Really did seem as if it had been a couple/three weeks since I say him last. It had been one week, but damned sure felt like too long a stretch.

Tomorrow afternoon I have the fortunate opportunity to gather with He Who's Learning My Mind. His wonderful staff were so caring and accommodating, getting me in on such quick notice. I am so thankful and saying I am eager is an understatement...

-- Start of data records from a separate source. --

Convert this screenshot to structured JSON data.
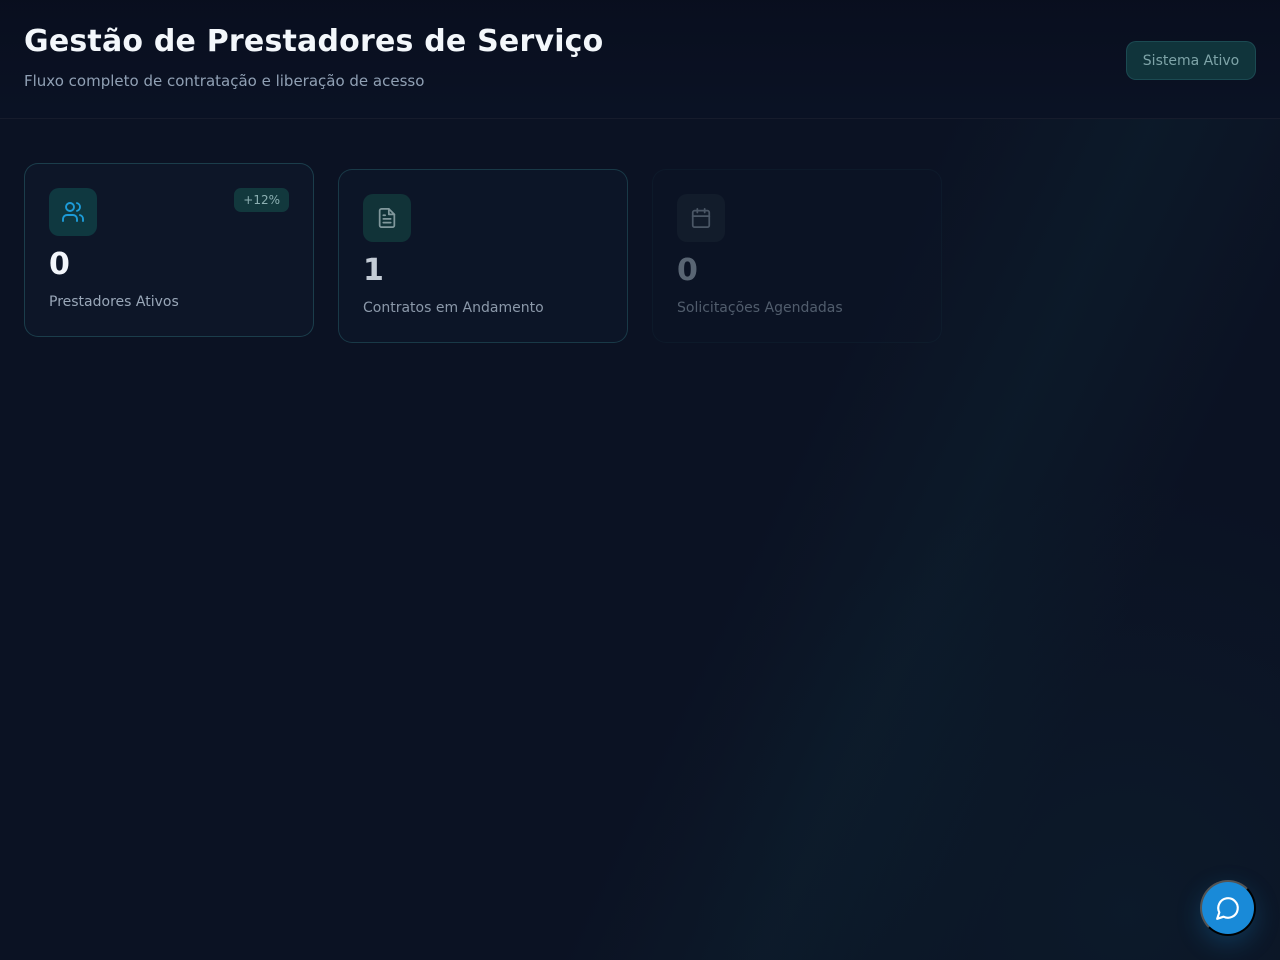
{
  "header": {
    "title": "Gestão de Prestadores de Serviço",
    "subtitle": "Fluxo completo de contratação e liberação de acesso",
    "status": "Sistema Ativo"
  },
  "cards": [
    {
      "icon": "users-icon",
      "badge": "+12%",
      "value": "0",
      "label": "Prestadores Ativos"
    },
    {
      "icon": "document-icon",
      "value": "1",
      "label": "Contratos em Andamento"
    },
    {
      "icon": "calendar-icon",
      "value": "0",
      "label": "Solicitações Agendadas"
    }
  ],
  "fab": {
    "icon": "chat-icon"
  },
  "colors": {
    "background": "#0b1223",
    "accent": "#198ad8",
    "teal": "#10343b",
    "text_primary": "#f3f7fb",
    "text_secondary": "#90a0b4"
  }
}
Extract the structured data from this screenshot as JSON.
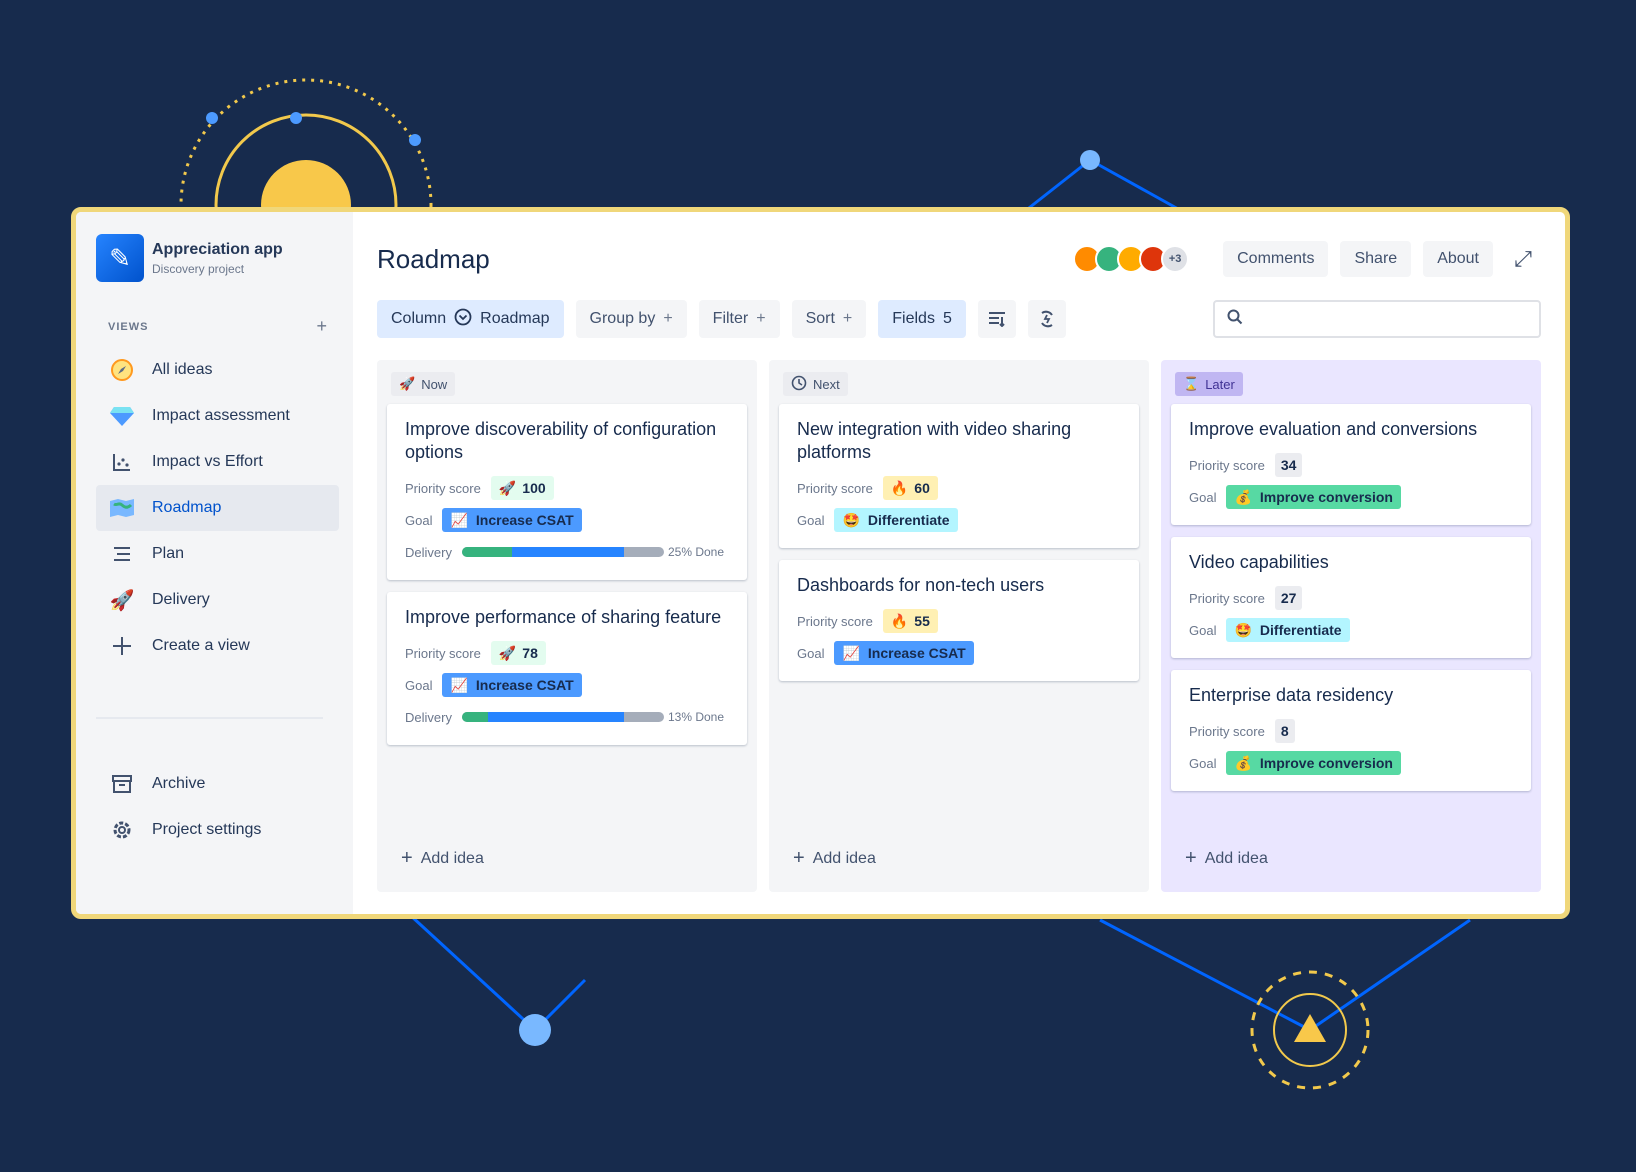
{
  "colors": {
    "background": "#172b4d",
    "frame": "#f0d77a",
    "accent": "#0052cc"
  },
  "sidebar": {
    "app_title": "Appreciation app",
    "app_subtitle": "Discovery project",
    "views_label": "VIEWS",
    "items": [
      {
        "label": "All ideas",
        "icon": "compass-icon"
      },
      {
        "label": "Impact assessment",
        "icon": "diamond-icon"
      },
      {
        "label": "Impact vs Effort",
        "icon": "chart-icon"
      },
      {
        "label": "Roadmap",
        "icon": "map-icon",
        "active": true
      },
      {
        "label": "Plan",
        "icon": "list-icon"
      },
      {
        "label": "Delivery",
        "icon": "rocket-icon"
      },
      {
        "label": "Create a view",
        "icon": "plus-icon"
      }
    ],
    "bottom": [
      {
        "label": "Archive",
        "icon": "archive-icon"
      },
      {
        "label": "Project settings",
        "icon": "gear-icon"
      }
    ]
  },
  "header": {
    "title": "Roadmap",
    "avatars_more": "+3",
    "comments": "Comments",
    "share": "Share",
    "about": "About"
  },
  "toolbar": {
    "column_label": "Column",
    "column_value": "Roadmap",
    "group_by": "Group by",
    "filter": "Filter",
    "sort": "Sort",
    "fields": "Fields",
    "fields_count": "5",
    "search_placeholder": ""
  },
  "labels": {
    "priority": "Priority score",
    "goal": "Goal",
    "delivery": "Delivery",
    "add_idea": "Add idea"
  },
  "columns": [
    {
      "name": "Now",
      "cards": [
        {
          "title": "Improve discoverability of configuration options",
          "score": "100",
          "score_style": "green",
          "goal": "Increase CSAT",
          "goal_style": "blue",
          "delivery_done": 0.25,
          "delivery_progress": 0.55,
          "delivery_text": "25% Done"
        },
        {
          "title": "Improve performance of sharing feature",
          "score": "78",
          "score_style": "green",
          "goal": "Increase CSAT",
          "goal_style": "blue",
          "delivery_done": 0.13,
          "delivery_progress": 0.67,
          "delivery_text": "13% Done"
        }
      ]
    },
    {
      "name": "Next",
      "cards": [
        {
          "title": "New integration with video sharing platforms",
          "score": "60",
          "score_style": "yellow",
          "goal": "Differentiate",
          "goal_style": "teal"
        },
        {
          "title": "Dashboards for non-tech users",
          "score": "55",
          "score_style": "yellow",
          "goal": "Increase CSAT",
          "goal_style": "blue"
        }
      ]
    },
    {
      "name": "Later",
      "cards": [
        {
          "title": "Improve evaluation and conversions",
          "score": "34",
          "score_style": "grey",
          "goal": "Improve conversion",
          "goal_style": "green"
        },
        {
          "title": "Video capabilities",
          "score": "27",
          "score_style": "grey",
          "goal": "Differentiate",
          "goal_style": "teal"
        },
        {
          "title": "Enterprise data residency",
          "score": "8",
          "score_style": "grey",
          "goal": "Improve conversion",
          "goal_style": "green"
        }
      ]
    }
  ]
}
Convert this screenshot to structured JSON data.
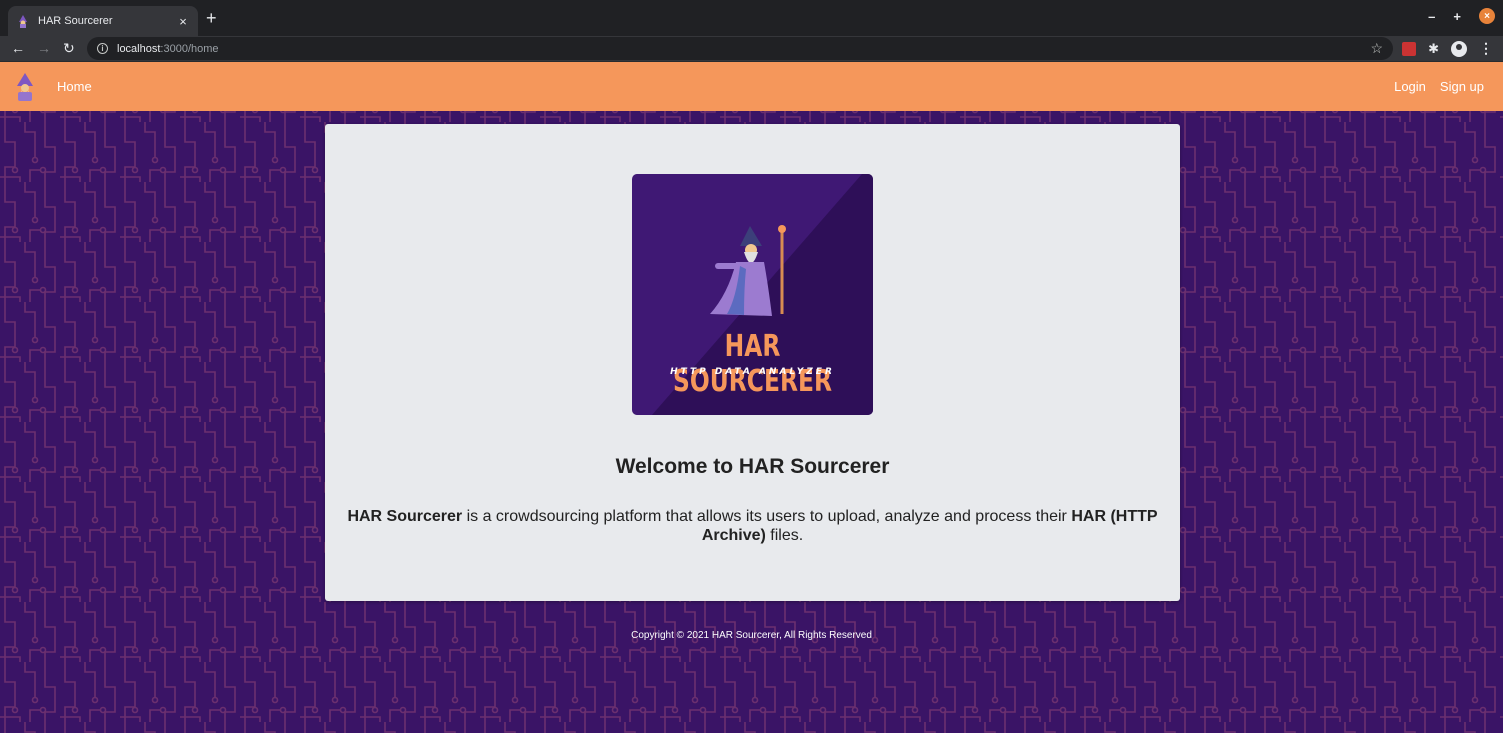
{
  "browser": {
    "tab_title": "HAR Sourcerer",
    "new_tab": "+",
    "close_tab": "×",
    "url_host": "localhost",
    "url_path": ":3000/home",
    "minimize": "–",
    "maximize": "+",
    "close_window": "×"
  },
  "navbar": {
    "home": "Home",
    "login": "Login",
    "signup": "Sign up"
  },
  "card": {
    "logo_title": "HAR SOURCERER",
    "logo_subtitle": "HTTP DATA ANALYZER",
    "welcome": "Welcome to HAR Sourcerer",
    "desc_brand": "HAR Sourcerer",
    "desc_middle": " is a crowdsourcing platform that allows its users to upload, analyze and process their ",
    "desc_bold2": "HAR (HTTP Archive)",
    "desc_end": " files."
  },
  "footer": {
    "copyright": "Copyright © 2021 HAR Sourcerer, All Rights Reserved"
  },
  "colors": {
    "navbar": "#f5975b",
    "background": "#3a1466",
    "circuit": "#6b2f6f",
    "card": "#e8eaed",
    "logo_bg": "#3f1874"
  }
}
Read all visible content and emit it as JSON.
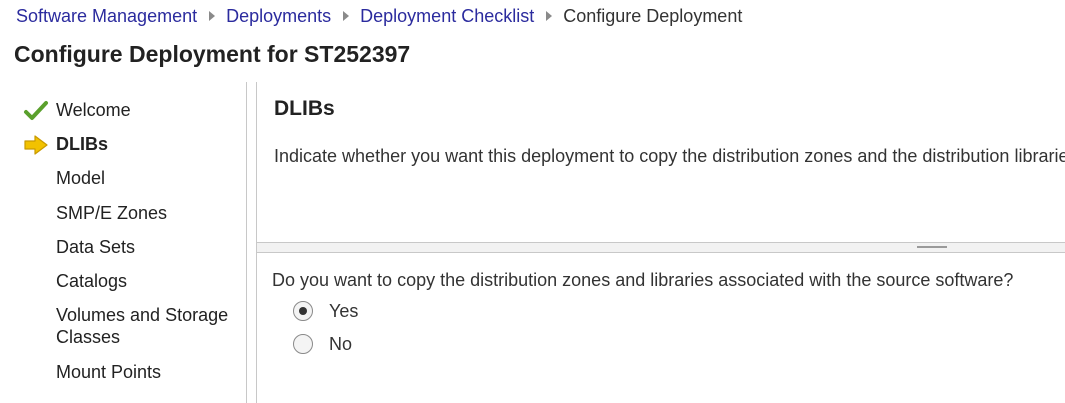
{
  "breadcrumb": {
    "items": [
      "Software Management",
      "Deployments",
      "Deployment Checklist"
    ],
    "current": "Configure Deployment"
  },
  "page": {
    "title": "Configure Deployment for ST252397"
  },
  "sidebar": {
    "steps": [
      {
        "label": "Welcome",
        "status": "complete",
        "icon": "checkmark-icon"
      },
      {
        "label": "DLIBs",
        "status": "current",
        "icon": "arrow-right-icon"
      },
      {
        "label": "Model"
      },
      {
        "label": "SMP/E Zones"
      },
      {
        "label": "Data Sets"
      },
      {
        "label": "Catalogs"
      },
      {
        "label": "Volumes and Storage Classes",
        "line1": "Volumes and Storage",
        "line2": "Classes"
      },
      {
        "label": "Mount Points"
      }
    ]
  },
  "main": {
    "section_title": "DLIBs",
    "description": "Indicate whether you want this deployment to copy the distribution zones and the distribution libraries",
    "question": "Do you want to copy the distribution zones and libraries associated with the source software?",
    "options": [
      {
        "label": "Yes",
        "selected": true
      },
      {
        "label": "No",
        "selected": false
      }
    ]
  },
  "colors": {
    "link": "#2b2b9e",
    "check_green": "#5aa02c",
    "arrow_yellow": "#f2c200"
  }
}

I will get to the morrow, then. For now I am in a special place. My safe place...where I've gone to regroup after a day of too many tears and have cried to too many folks. Although in many ways - a place where I feel as if something was really accomplished today. It is true, Sir Dude and I went at it heavy for a spell! This afternoon, Therapist A- and I, a C. I arrived to my appointment tardy. Then, there were so much communicated in such a span of what felt like moments, that it was like the ping pong balls in the Lotto...jumping and popping about. One emotion to another, thought and words exchanged with the charge of these emotions of Spirits, dwelling within my core. Realized during session how much I miss running and my walk abouts...I think this is the ache and weight I feel in the center of my chest. Have wondered respiratory or illness? Stress? Sadness? I don't know. Thus, the C.

Yes, satisfactory, but am not happy with satisfactory. It's like being average. The average Zebra is sooner or later going to get his average running ass bit by a Lion in chase...might not get killed and eaten by the Lion, but I do have pieces and bits of my ass biten off every once and again.

Oh Great Spirit! I walk this Path looking forward...to my special place.